Two Key Statements Now we can get our theory to talk about provability of its own statements. Definition 1: Let Proof(a, a’) denote the statement in our theory interpreted as follows: a is the Gödel number of a proof whose last line has Gödel number a’. If our theory is reasonably powerful, this should be possible – working “outside the system,” one can write an algorithm that tests this property that is guaranteed to terminate in finitely many steps (involving checking that a represents a valid proof and that a’ is indeed its last line). If our theory can’t express this algorithm, it’s certainly not good enough to express all of number theory!

Two Key Statements Now we can also express the statement “a’ is the Gödel number of a theorem:” Ǝa:(Proof(a, a’)) Definition 2: If a is the Gödel number of some statement containing one free variable, define Subst(a, a’, a’’) to be the statement in our theory interpreted as: a’’ is the Gödel number of the statement obtained by substituting the value a’ into the statement whose Gödel number is a. Again, this can be checked “outside the system” by an algorithm that terminates after finitely many steps, so it should be expressible in our theory.

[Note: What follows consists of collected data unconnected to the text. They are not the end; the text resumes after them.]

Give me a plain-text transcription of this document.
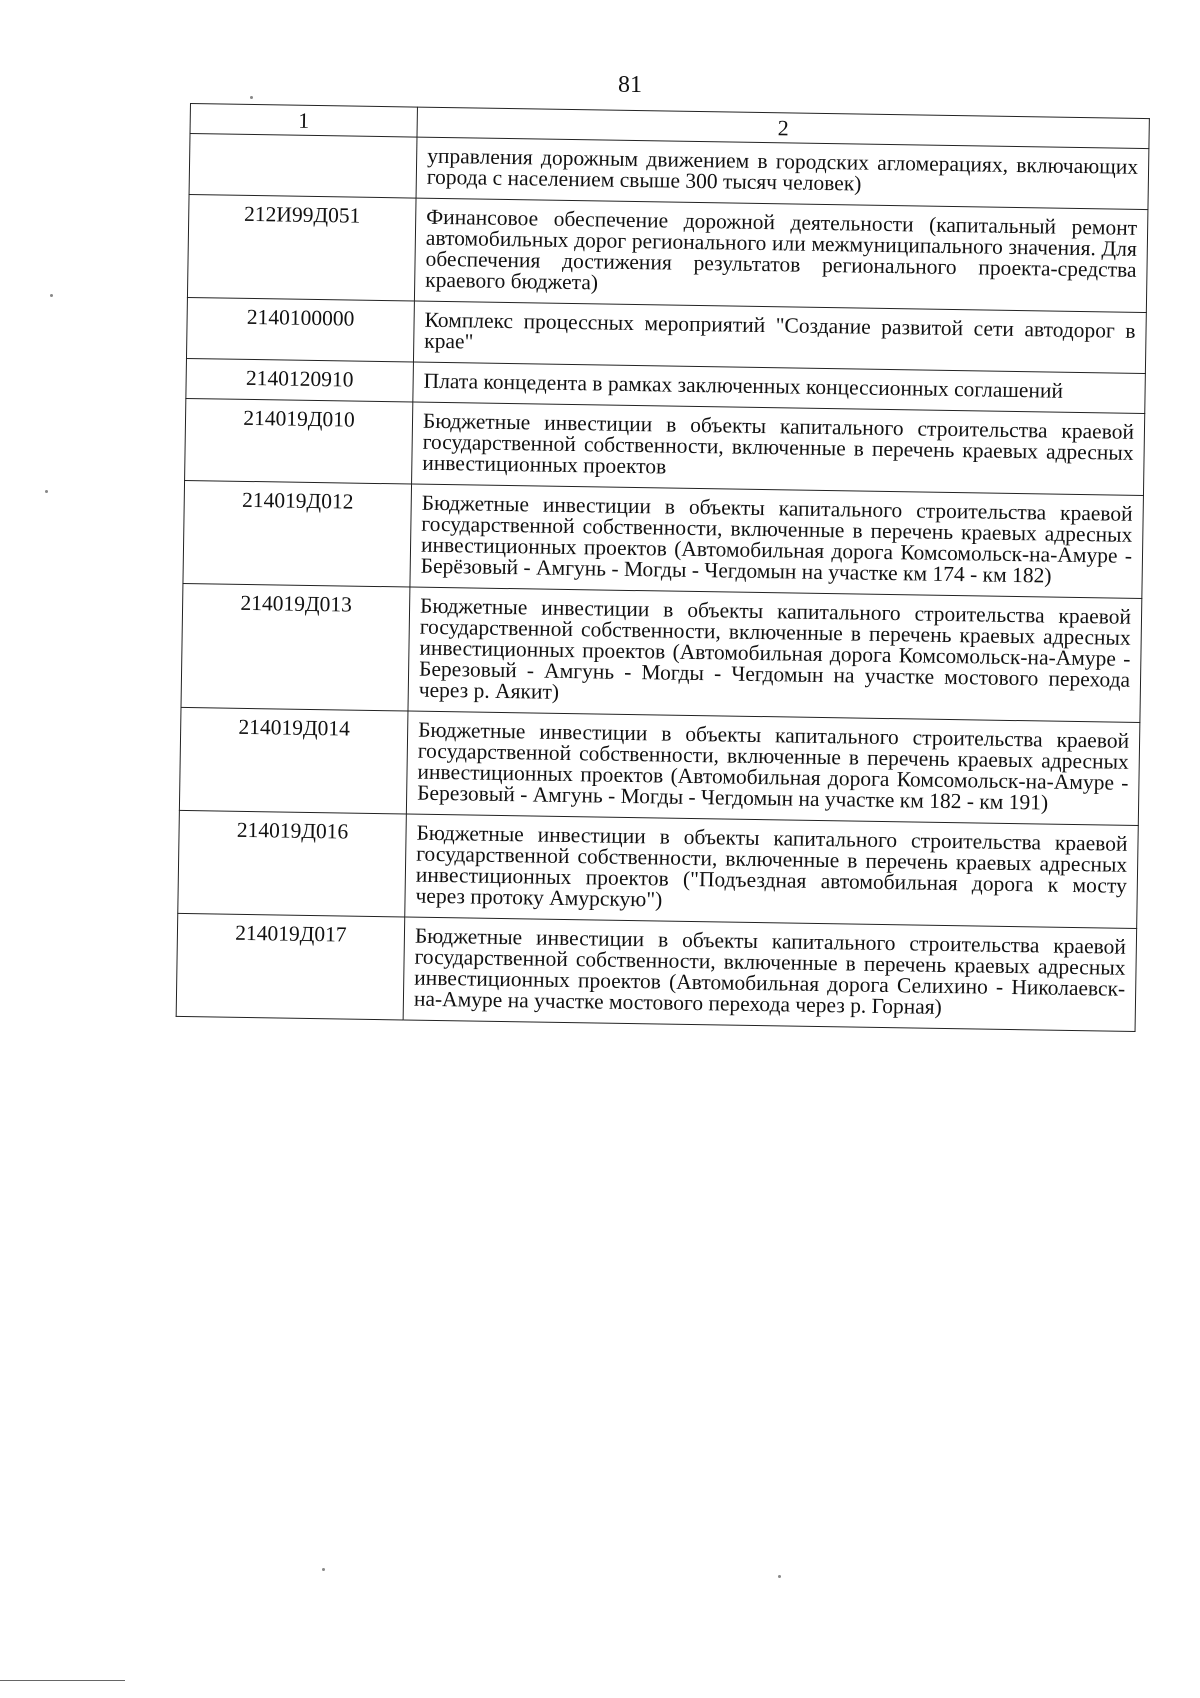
81
1	2
	управления дорожным движением в городских агломерациях, включающих города с населением свыше 300 тысяч человек)
212И99Д051	Финансовое обеспечение дорожной деятельности (капитальный ремонт автомобильных дорог регионального или межмуниципального значения. Для обеспечения достижения результатов регионального проекта-средства краевого бюджета)
2140100000	Комплекс процессных мероприятий "Создание развитой сети автодорог в крае"
2140120910	Плата концедента в рамках заключенных концессионных соглашений
214019Д010	Бюджетные инвестиции в объекты капитального строительства краевой государственной собственности, включенные в перечень краевых адресных инвестиционных проектов
214019Д012	Бюджетные инвестиции в объекты капитального строительства краевой государственной собственности, включенные в перечень краевых адресных инвестиционных проектов (Автомобильная дорога Комсомольск-на-Амуре - Берёзовый - Амгунь - Могды - Чегдомын на участке км 174 - км 182)
214019Д013	Бюджетные инвестиции в объекты капитального строительства краевой государственной собственности, включенные в перечень краевых адресных инвестиционных проектов (Автомобильная дорога Комсомольск-на-Амуре - Березовый - Амгунь - Могды - Чегдомын на участке мостового перехода через р. Аякит)
214019Д014	Бюджетные инвестиции в объекты капитального строительства краевой государственной собственности, включенные в перечень краевых адресных инвестиционных проектов (Автомобильная дорога Комсомольск-на-Амуре - Березовый - Амгунь - Могды - Чегдомын на участке км 182 - км 191)
214019Д016	Бюджетные инвестиции в объекты капитального строительства краевой государственной собственности, включенные в перечень краевых адресных инвестиционных проектов ("Подъездная автомобильная дорога к мосту через протоку Амурскую")
214019Д017	Бюджетные инвестиции в объекты капитального строительства краевой государственной собственности, включенные в перечень краевых адресных инвестиционных проектов (Автомобильная дорога Селихино - Николаевск-на-Амуре на участке мостового перехода через р. Горная)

The Punchline Let U be the following statement (or the equivalent in whatever theory we’re working with): ¬Ǝa:Ǝa’:(Proof(a, a’) ᴧ Subst(a’’, a’’, a’)) Note that the first two arguments of Subst are the same; we are able to substitute a statement’s own Gödel number into itself – this kind of self- reference is also the basis of Russell’s Paradox. Also note that this statement has one free variable, namely a’’. Now let G be the following related statement: ¬Ǝa:Ǝa’:(Proof(a, a’) ᴧ Subst([U], [U], a’)) In other words, G is the result of substituting [U] for a’’ in U. This turns out to be the statement that proves the theorem!

Interpreting G U: ¬Ǝa:Ǝa’:(Proof(a, a’) ᴧ Subst(a’’, a’’, a’)) G: ¬Ǝa:Ǝa’:(Proof(a, a’) ᴧ Subst([U], [U], a’)) G asserts that there are no a and a’ satisfying certain properties. The second property is that a’ is the result of substituting [U] for a’’ in U. Clearly this is possible (really it just assigns a particular value to a’), so the interesting part is the first property. The first property essentially says that a’ is the Gödel number of a theorem. But in reality G is precisely the statement with Gödel number a’! (It’s obtained by replacing a’’ by [U] in U).

Interpreting G So G can really be interpreted as: G is not a theorem. So if G is indeed not a theorem, then it is a true statement of number theory that is not provable in our theory, so the theory is incomplete. If G is a theorem, then it represents a false statement, so the theory is inconsistent.